Deaths of children due to vehicle accidents have drastically decreased since 1985, the year in which all states enacted laws requiring children to be secured in child safety restraints when traveling in a vehicle. Yet, vehicle accidents remain the leading cause of death for children in this country, with at least three children under the age of fourteen dying each day and 462 suffering from severe injuries due to vehicle accidents. In 2011, the American Academy of Pediatrics set forth recommendations seeking to lower these troubling statistics, but thus far, only four states have enacted legislation that mirrors, at least in part, the AAP’s recommendations. These states have charted a necessary path for other states to follow. A few states have attempted to pass stronger child safety restraint laws, but were unsuccessful due, in part, to misinformation surrounding the laws or concerns regarding governmental overreach.
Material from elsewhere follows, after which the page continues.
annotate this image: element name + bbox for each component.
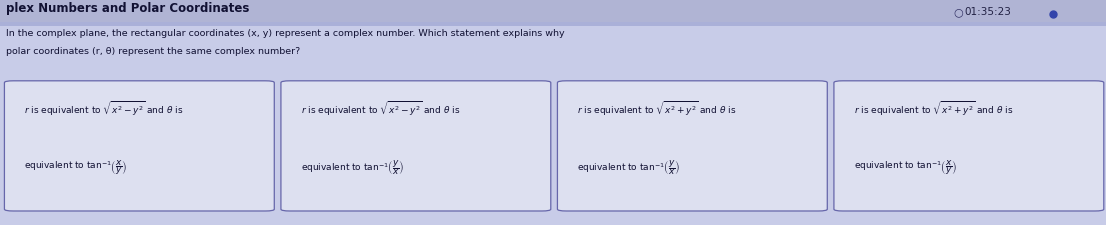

Nonetheless, states that have not enacted stronger child safety restraint laws need to heed the AAP’s recommendations and enact legislation that better protects children who otherwise will continue to be buckled up in a way that conflicts with the compelling scientific evidence.

As the author of Oklahoma’s child safety restraint bill, which included the AAP’s recommendations, succinctly explained, “[w]hile we are required to buckle up, we aren’t required to buckle them up in a way that would save their lives.” It is time for all states to require children be buckled up in a way that would save their lives.